38 Intraoperative Neurophysiologic Monitoring during Microvascular Decompression for Trigeminal Neuralgia

10.1055/b-0039-171757

38 Intraoperative Neurophysiologic Monitoring during Microvascular Decompression for Trigeminal Neuralgia

Denmark Mugutso, Charles Warnecke, and Marat Avshalumov

Abstract

Intraoperative neurophysiologic monitoring (INM) has become an integral part of microvascular decompression (MVD) surgery for trigeminal neuralgia (TN). Multimodality INM, emphasizing cranial nerve (CN) monitoring and often including somatosensory evoked potentials (SSEPs) to monitor patient positioning reduces the risk of permanent postoperative neurological deficits. CN V, VII and VIII are most frequently monitored during MVD procedures for TN. This chapter reviews basic INM techniques currently in widespread use during MVD procedures for TN.

38.1 Somatosensory Evoked Potentials and Electromyography

The major risks of MVD are neurological injury to CN V, VII and, especially, VIII. An added concern is nerve injury from the lateral decubitus patient positioning most often used for the surgery. Such positioning allows for easier access to the retromastoid area. The cerebellum becomes displaced downward under gravity, requiring reduced retraction. However, this position may result in the compression of the contralateral arm, axilla and brachial plexus. ¹ SSEP monitoring is widely used for detection of potential iatrogenic injury to neuronal structures. We monitor SSEPs before and after patient positioning to assess any potential changes to baseline waveforms and inform the surgeon of any necessary adjustments in positioning. SSEPs also detect global systemic changes such as body temperature, anesthetic equilibrium, and blood flow to the extremities and to vital neural structures (▶ Fig. 38.1).

**Fig. 38.1 Somatosensory Evoked Potentials.** Typical SSEPs traces recorded along the medial-lemniscal pathway from cortical, transcortical, cervical, and peripheral locations (Erb`s point for the upper extremity and popliteal fossa for the lower: **(a)** upper extremity SSEPS elicited by stimulation of median nerve; (b) lower extremity SSEPs elicited by stimulation of posterior tibial nerve. Stimulation parameters: duration 200–500 µs, intensity 30–50mA, system bandpass 30 Hz-1 kHz, rate 2.71–3.41/s, repetitions per average 200–300.

During the procedure, retraction around the nerves, ischemia, and heat from electrocautery puts CN V and VII at risk of injury. Functional integrity of the motor portions of these CNs is evaluated by free-running electromyography (EMG) that detects real-time nerve activity from surgical manipulation. Triggered EMG with a hand-held probe also provides additional nerve health information to the surgeon.

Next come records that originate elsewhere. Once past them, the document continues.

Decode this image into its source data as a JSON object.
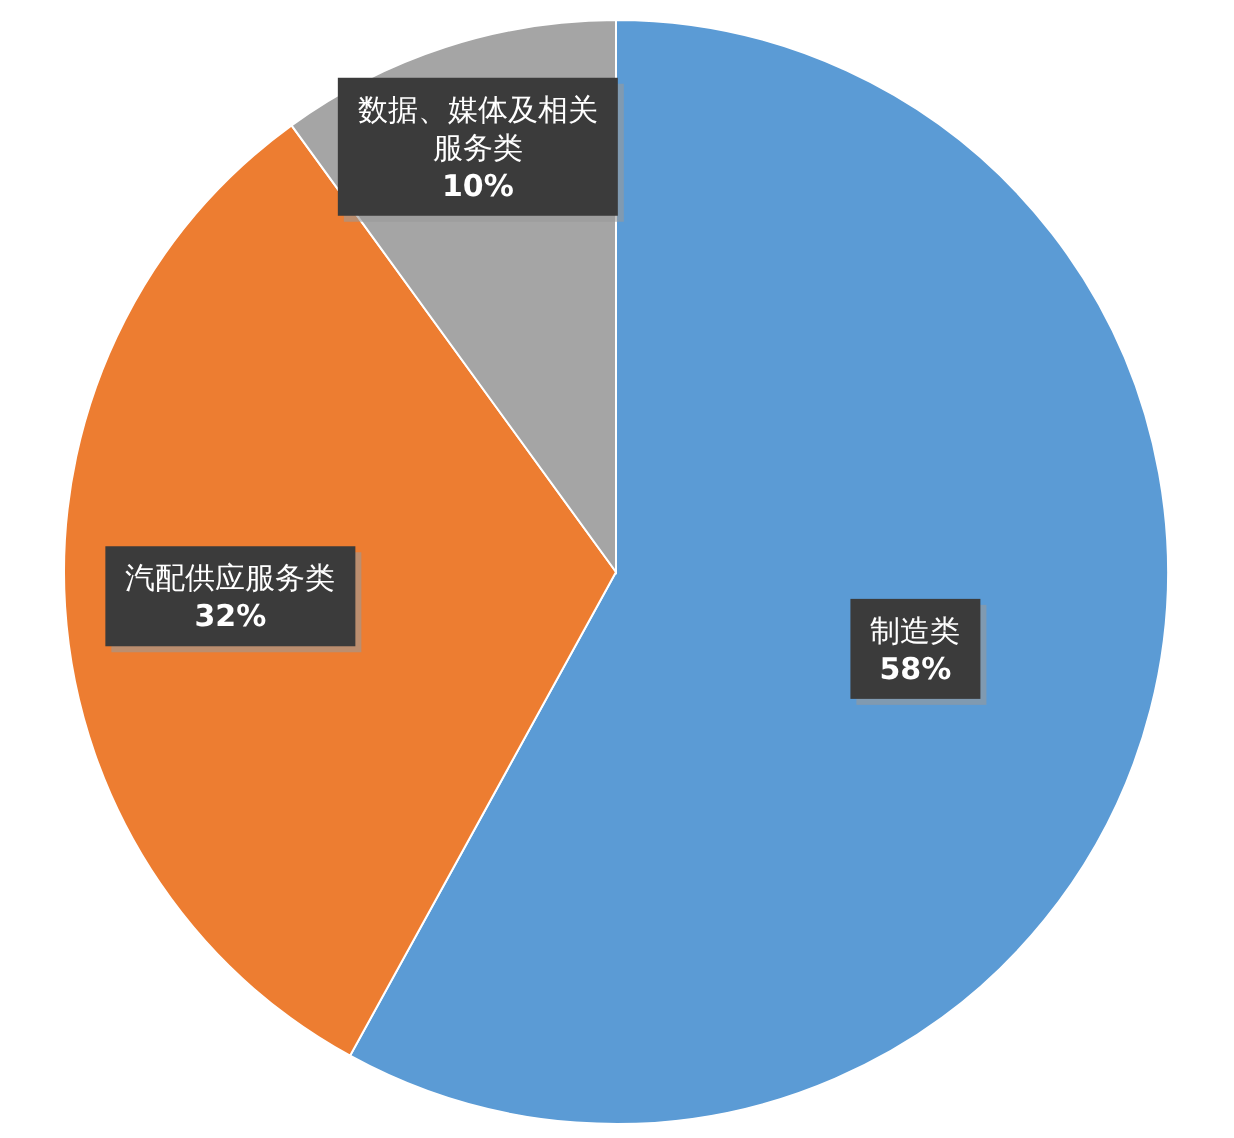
{
  "chart_data": {
    "type": "pie",
    "categories": [
      "制造类",
      "汽配供应服务类",
      "数据、媒体及相关服务类"
    ],
    "values": [
      58,
      32,
      10
    ],
    "colors": [
      "#5b9bd5",
      "#ed7d31",
      "#a5a5a5"
    ],
    "value_labels": [
      "58%",
      "32%",
      "10%"
    ],
    "legend": false
  }
}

To monitor free running EMG, two subdermal needle electrodes are placed in each muscle innervated by the respective CNs: the masseter/temporalis for the TN and the following muscles for the facial nerve: frontalis, orbicularis oculi, orbicularis oris, and mentalis (▶ Fig. 38.2a). Iatrogenic EMG activity can be classified, based on the response amplitude and duration, as spikes, bursts, and trains. Three types of trains, in decreasing severity, have been identified: A-trains are the most clinically significant and are usually associated with post-operative facial paresis. ² They have a distinct sinusoidal waveform of high frequency sound, short or long duration, and amplitudes ranging from 100–200 µV (▶ Fig. 38.2c).